Esperando al Rey de España es un diario amoroso, que alberga un concienzudo análisis de los sentimientos: es, pues, intimidad revelada, angustia sacada a la luz. En el proceso hay verdad: persuadida de que el pudor es uno de los grandes enemigos de la literatura, a Wakoski no la arredra revelar que su amante la ha dejado ni preguntarse por qué, entre otras cuestiones comprometedoras. En «Contando tus bendiciones con los seis dedos de la mano: una vigilia», reconoce necesitar al hombre al que ama: lo necesita «en casa, / como necesito el fuego, / como necesito agua para beber, / como necesito algo de aire para respirar, / como necesito (…) tus ojos». Es un reconocimiento franco, que desvela una fragilidad muy humana, una dependencia más allá del decoro, que arraiga en la pasión inmoderada de amar y ser amada.
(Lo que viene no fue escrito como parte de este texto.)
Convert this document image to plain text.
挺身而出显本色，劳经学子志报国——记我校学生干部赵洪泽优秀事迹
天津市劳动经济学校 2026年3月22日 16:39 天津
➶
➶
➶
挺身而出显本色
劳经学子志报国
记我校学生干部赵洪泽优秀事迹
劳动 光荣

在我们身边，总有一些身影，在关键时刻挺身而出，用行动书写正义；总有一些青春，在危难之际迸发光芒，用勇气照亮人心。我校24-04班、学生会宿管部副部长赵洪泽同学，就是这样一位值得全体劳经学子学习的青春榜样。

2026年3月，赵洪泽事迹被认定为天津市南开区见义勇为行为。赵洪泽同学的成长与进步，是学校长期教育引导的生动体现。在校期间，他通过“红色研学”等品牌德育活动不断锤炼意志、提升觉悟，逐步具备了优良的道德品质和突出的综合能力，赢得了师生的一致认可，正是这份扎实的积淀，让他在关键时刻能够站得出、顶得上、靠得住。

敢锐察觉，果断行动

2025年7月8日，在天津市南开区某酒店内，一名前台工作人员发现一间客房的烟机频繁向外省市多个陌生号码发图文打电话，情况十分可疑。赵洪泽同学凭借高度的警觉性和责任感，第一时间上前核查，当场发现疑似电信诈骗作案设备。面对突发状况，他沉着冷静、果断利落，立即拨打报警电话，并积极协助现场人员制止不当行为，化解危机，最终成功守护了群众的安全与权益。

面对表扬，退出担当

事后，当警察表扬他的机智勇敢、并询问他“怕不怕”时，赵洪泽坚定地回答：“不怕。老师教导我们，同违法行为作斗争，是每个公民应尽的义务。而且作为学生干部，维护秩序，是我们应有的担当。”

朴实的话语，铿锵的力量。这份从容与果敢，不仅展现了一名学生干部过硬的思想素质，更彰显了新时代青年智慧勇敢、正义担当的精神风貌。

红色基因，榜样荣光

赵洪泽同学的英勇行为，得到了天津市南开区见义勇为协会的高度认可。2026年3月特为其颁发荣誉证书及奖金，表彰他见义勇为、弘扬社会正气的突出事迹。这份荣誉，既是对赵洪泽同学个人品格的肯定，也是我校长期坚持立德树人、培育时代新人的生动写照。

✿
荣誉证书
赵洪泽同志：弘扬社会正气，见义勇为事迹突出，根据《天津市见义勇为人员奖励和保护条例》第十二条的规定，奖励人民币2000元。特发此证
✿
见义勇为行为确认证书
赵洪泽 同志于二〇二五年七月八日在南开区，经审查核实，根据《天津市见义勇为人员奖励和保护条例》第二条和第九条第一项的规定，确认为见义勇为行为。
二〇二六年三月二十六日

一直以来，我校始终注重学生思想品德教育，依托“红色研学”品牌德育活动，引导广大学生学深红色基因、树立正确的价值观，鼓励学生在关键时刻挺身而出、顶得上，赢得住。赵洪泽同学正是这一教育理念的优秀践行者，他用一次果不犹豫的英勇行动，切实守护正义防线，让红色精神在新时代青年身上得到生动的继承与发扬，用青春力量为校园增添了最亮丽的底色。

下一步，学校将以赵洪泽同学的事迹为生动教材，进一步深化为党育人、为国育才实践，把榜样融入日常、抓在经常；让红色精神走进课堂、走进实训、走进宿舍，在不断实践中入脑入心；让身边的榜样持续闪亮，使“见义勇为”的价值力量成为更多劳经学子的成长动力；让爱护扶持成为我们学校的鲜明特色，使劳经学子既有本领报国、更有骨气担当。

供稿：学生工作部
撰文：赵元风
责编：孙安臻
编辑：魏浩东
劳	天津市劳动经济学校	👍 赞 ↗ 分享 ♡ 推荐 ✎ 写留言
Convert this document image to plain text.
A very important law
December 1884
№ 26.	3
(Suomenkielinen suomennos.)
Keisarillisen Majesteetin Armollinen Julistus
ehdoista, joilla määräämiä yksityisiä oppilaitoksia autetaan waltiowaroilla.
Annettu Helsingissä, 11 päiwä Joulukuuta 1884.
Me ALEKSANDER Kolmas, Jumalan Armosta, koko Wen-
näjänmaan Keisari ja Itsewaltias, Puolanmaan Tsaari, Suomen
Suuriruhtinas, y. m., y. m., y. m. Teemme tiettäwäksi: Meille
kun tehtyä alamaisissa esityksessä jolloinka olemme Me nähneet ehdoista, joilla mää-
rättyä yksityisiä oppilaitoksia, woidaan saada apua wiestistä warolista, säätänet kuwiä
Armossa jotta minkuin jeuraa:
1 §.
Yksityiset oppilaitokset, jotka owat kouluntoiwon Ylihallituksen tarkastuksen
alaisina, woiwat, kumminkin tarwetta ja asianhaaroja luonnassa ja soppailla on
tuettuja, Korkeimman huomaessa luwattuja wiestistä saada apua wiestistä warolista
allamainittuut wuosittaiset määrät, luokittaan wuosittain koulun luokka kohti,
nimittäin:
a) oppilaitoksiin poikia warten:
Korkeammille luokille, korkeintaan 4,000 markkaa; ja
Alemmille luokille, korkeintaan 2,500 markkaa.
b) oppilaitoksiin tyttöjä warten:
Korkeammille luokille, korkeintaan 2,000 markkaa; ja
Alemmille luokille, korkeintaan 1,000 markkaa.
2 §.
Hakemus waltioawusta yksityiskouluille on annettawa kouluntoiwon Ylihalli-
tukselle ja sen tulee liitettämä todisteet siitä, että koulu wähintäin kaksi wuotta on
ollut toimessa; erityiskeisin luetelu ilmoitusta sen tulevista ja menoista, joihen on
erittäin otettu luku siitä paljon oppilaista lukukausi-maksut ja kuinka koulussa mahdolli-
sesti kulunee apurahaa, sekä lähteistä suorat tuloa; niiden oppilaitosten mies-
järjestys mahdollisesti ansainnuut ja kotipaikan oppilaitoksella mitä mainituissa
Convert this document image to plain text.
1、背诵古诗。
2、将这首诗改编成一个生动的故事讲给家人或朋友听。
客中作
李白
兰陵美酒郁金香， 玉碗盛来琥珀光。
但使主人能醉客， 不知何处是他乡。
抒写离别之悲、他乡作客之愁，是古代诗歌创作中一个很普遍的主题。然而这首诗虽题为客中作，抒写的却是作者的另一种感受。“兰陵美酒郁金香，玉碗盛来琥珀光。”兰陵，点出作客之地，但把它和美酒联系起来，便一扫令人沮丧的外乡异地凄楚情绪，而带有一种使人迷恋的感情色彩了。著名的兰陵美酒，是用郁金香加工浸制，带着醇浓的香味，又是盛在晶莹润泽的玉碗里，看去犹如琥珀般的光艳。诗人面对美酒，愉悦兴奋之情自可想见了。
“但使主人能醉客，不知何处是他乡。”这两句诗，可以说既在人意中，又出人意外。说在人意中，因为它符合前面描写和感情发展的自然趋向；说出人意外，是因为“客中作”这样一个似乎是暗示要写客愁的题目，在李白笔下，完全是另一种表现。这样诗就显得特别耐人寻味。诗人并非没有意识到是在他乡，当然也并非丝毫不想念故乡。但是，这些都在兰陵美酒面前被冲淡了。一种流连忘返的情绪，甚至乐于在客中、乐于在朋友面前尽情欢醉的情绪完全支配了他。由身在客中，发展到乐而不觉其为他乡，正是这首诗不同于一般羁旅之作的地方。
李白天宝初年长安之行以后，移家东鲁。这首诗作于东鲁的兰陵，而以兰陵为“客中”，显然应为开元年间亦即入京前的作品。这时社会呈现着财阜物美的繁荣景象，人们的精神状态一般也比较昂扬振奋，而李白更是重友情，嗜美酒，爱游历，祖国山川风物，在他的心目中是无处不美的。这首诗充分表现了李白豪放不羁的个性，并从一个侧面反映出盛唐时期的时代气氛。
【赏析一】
En «Noche vacía, cuando oyes el golpear de las olas», la poeta se describe en soledad: ella ama a hombres, pero ninguno la ama a ella. La escena de la protagonista sola en casa, o en un bar, bebiendo algo, se repite en varios poemas del libro. En otros alude a un físico que considera poco afortunado, y que explica, en parte, su pertinaz fracaso sentimental. En «Oda a una fuente libanesa de olivas», uno de las composiciones más significativas de Esperando al Rey de España, escribe: «A veces me pregunto / si, de haber nacido guapa, / de haber sido una Venus en la costa de California, / habría aprendido a comer y beber tan bien. / Porque (…) / de haber tenido un rostro agraciado o un cuerpo armonioso, / seguramente no habría encontrado el mismo placer / en la comida». Esta valentía introspectiva aguza su propuesta y asombra por su desnudez. La acompaña un erotismo confeso, pero nunca explícito, condicionado por una duda permanente sobre la respuesta del otro, suscitada, a su vez, por la inseguridad sobre el atractivo o el valor de uno mismo. Así, en «El esquiador», la poeta —sola, de nuevo, en una casa oscura— recuerda al atleta al que deseó «mucho más de lo que tú me habrías deseado jamás a mí»». Diane Wakoski, pese a haber sido reconocida como una poeta feminista, no considera que lo sea. Sostiene que «feminista» es un término político, y que ella no escribe sobre los aspectos políticos de ser mujer, sino como mujer. 

Y un poema del libro:

BUSCANDO AL REY DE ESPAÑA

Suenan voces de mujer,
como etiquetas de botellas conocidas,
en el corredor.
Y yo, sola, con el kimono amarillo,
pienso en el sueño de anoche.
Sigo siendo aquella niña
que dormía desnuda en el viejo baúl con una colcha bordada
con rosas y signos del zodíaco.
Todavía pende una espada
sobre mi cabeza.
Y debajo de mí, en el arcón,
están los huesos de los muertos.
Despertarme significa enfrentarme a la vida
sin ti,
a quien con tanta imprecisión llamaba El Hombre de la
                                                                       [Hebilla de Plata
hasta le compré esa hebilla
para tener la integridad de la leyenda
en las manos.

Pero, por supuesto, no eras el Hombre de Plata ni el Rey
de España.
Solo un hombre llamado
M.,
como todos.

Las voces de mujer
podrían haberme alertado,
o incluso aquella misteriosa voz de tu padre,
si hubiera escuchado.
Pero esas voces
sonaban como
meros murmullos de pasillo,
y yo llevaba entonces también el kimono amarillo,
y escribía,
y escuchaba los sonidos de seda.

Y, estúpidamente,
no oí lo que decían,
porque estaba escuchando música o quizá
otra voz,
una que creía tuya.
El Rey de España, que a menudo pronunciaba palabras de
                                                                                                [amor.
Aquello debería haber bastado para ponerme sobre aviso:
la voz no era tuya.

Mi amante está tocado por la oscuridad.
Tú, en cambio, M.,
te plantas ahí para que todos te vean.

Ahora ya no se oyen las voces del pasillo.
Pero oigo pisadas.
¿Son las tuyas, visibles, M.,
o pertenecerán esta vez a mi amante de verdad,
el hombre al que he hablado
tantos años en la oscuridad?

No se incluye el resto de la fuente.